More than 2,800 people have been killed so far in 2013. Much of the violence on Tuesday was centred in northern Iraq. In Nineveh province, four kidnapped police were found shot dead, and gunmen also killed a prison guard and a barber. Kirkuk province was also hit by attacks that killed two Sahwa anti-al Qaeda militiamen and a Kurdish security forces member, and wounded a policeman.
And a bombing killed one person and wounded another near Baquba, also north of Baghdad, while gunmen killed two police and wounded five in an attack on a checkpoint near Baiji. The violence came as al Qaeda front group the Islamic State of Iraq and the Levant claimed brazen assaults on two prisons in Iraq that killed over 40 people and saw hundreds of inmates, including senior militants, escape.
Iraq has faced years of attacks by militants, but analysts say widespread discontent among members of its Sunni minority that the government has failed to address has fuelled the surge in unrest this year.
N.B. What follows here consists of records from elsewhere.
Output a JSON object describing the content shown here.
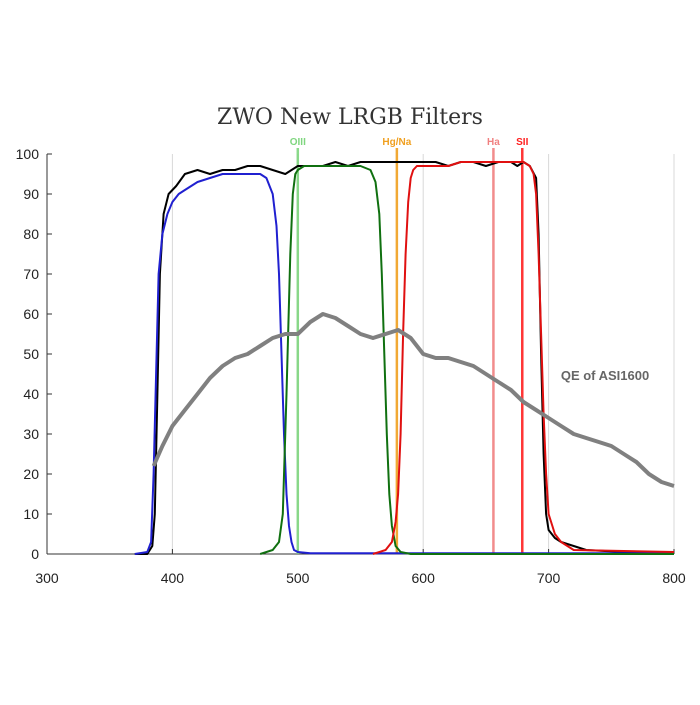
{
  "chart_data": {
    "type": "line",
    "title": "ZWO New LRGB Filters",
    "xlabel": "",
    "ylabel": "",
    "xlim": [
      300,
      800
    ],
    "ylim": [
      0,
      100
    ],
    "x_ticks": [
      300,
      400,
      500,
      600,
      700,
      800
    ],
    "y_ticks": [
      0,
      10,
      20,
      30,
      40,
      50,
      60,
      70,
      80,
      90,
      100
    ],
    "grid": "vertical gridlines at x ticks",
    "annotations": [
      {
        "text": "QE of ASI1600",
        "x": 745,
        "y": 35,
        "color": "#666666"
      }
    ],
    "emission_lines": [
      {
        "name": "OIII",
        "x": 500,
        "color": "#7fd67f"
      },
      {
        "name": "Hg/Na",
        "x": 579,
        "color": "#f0a020"
      },
      {
        "name": "Ha",
        "x": 656,
        "color": "#f08080"
      },
      {
        "name": "SII",
        "x": 679,
        "color": "#ff2020"
      }
    ],
    "series": [
      {
        "color": "#000000",
        "x": [
          370,
          380,
          384,
          386,
          388,
          390,
          393,
          397,
          403,
          410,
          420,
          430,
          440,
          450,
          460,
          470,
          480,
          490,
          500,
          510,
          520,
          530,
          540,
          550,
          560,
          570,
          580,
          590,
          600,
          610,
          620,
          630,
          640,
          650,
          660,
          670,
          675,
          680,
          685,
          690,
          692,
          694,
          696,
          698,
          700,
          705,
          710,
          720,
          730,
          760,
          800
        ],
        "y": [
          0,
          0,
          2,
          10,
          40,
          70,
          85,
          90,
          92,
          95,
          96,
          95,
          96,
          96,
          97,
          97,
          96,
          95,
          97,
          97,
          97,
          98,
          97,
          98,
          98,
          98,
          98,
          98,
          98,
          98,
          97,
          98,
          98,
          97,
          98,
          98,
          97,
          98,
          97,
          94,
          80,
          50,
          25,
          10,
          6,
          4,
          3,
          2,
          1,
          0.5,
          0.3
        ]
      },
      {
        "color": "#2020d0",
        "x": [
          370,
          380,
          383,
          385,
          387,
          389,
          392,
          396,
          400,
          405,
          410,
          420,
          430,
          440,
          450,
          460,
          470,
          475,
          480,
          483,
          485,
          487,
          489,
          491,
          493,
          495,
          497,
          500,
          510,
          800
        ],
        "y": [
          0,
          0.5,
          3,
          20,
          45,
          70,
          80,
          85,
          88,
          90,
          91,
          93,
          94,
          95,
          95,
          95,
          95,
          94,
          90,
          82,
          70,
          50,
          30,
          15,
          7,
          3,
          1,
          0.5,
          0.2,
          0.2
        ]
      },
      {
        "color": "#107010",
        "x": [
          470,
          480,
          485,
          488,
          491,
          494,
          496,
          498,
          500,
          505,
          510,
          520,
          530,
          540,
          550,
          558,
          562,
          565,
          567,
          569,
          571,
          573,
          575,
          578,
          582,
          590,
          800
        ],
        "y": [
          0,
          1,
          3,
          10,
          40,
          75,
          90,
          95,
          96,
          97,
          97,
          97,
          97,
          97,
          97,
          96,
          93,
          85,
          70,
          50,
          30,
          15,
          7,
          2,
          0.5,
          0,
          0
        ]
      },
      {
        "color": "#e01010",
        "x": [
          560,
          570,
          575,
          578,
          580,
          582,
          584,
          586,
          588,
          590,
          592,
          595,
          600,
          610,
          620,
          630,
          640,
          650,
          660,
          670,
          675,
          680,
          685,
          688,
          690,
          692,
          694,
          696,
          698,
          700,
          705,
          710,
          720,
          800
        ],
        "y": [
          0,
          1,
          3,
          8,
          15,
          30,
          55,
          75,
          88,
          94,
          96,
          97,
          97,
          97,
          97,
          98,
          98,
          98,
          98,
          98,
          98,
          98,
          97,
          95,
          90,
          75,
          55,
          35,
          20,
          10,
          5,
          3,
          1,
          0.5
        ]
      },
      {
        "name": "QE of ASI1600",
        "color": "#808080",
        "x": [
          385,
          392,
          400,
          410,
          420,
          430,
          440,
          450,
          460,
          470,
          480,
          490,
          500,
          510,
          520,
          530,
          540,
          550,
          560,
          570,
          580,
          590,
          600,
          610,
          620,
          630,
          640,
          650,
          660,
          670,
          680,
          690,
          700,
          710,
          720,
          730,
          740,
          750,
          760,
          770,
          780,
          790,
          800
        ],
        "y": [
          22,
          27,
          32,
          36,
          40,
          44,
          47,
          49,
          50,
          52,
          54,
          55,
          55,
          58,
          60,
          59,
          57,
          55,
          54,
          55,
          56,
          54,
          50,
          49,
          49,
          48,
          47,
          45,
          43,
          41,
          38,
          36,
          34,
          32,
          30,
          29,
          28,
          27,
          25,
          23,
          20,
          18,
          17
        ]
      }
    ]
  }
}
Sunni Muslims accuse the Shia-led government of marginalising and targeting their community, including via unwarranted arrests and terrorism charges. Protests broke out in Sunni-majority areas at the end of 2012 and are still ongoing. On April 23, security forces moved against protesters near the town of Hawijah in the north, sparking clashes that killed 53 people and sending tensions soaring.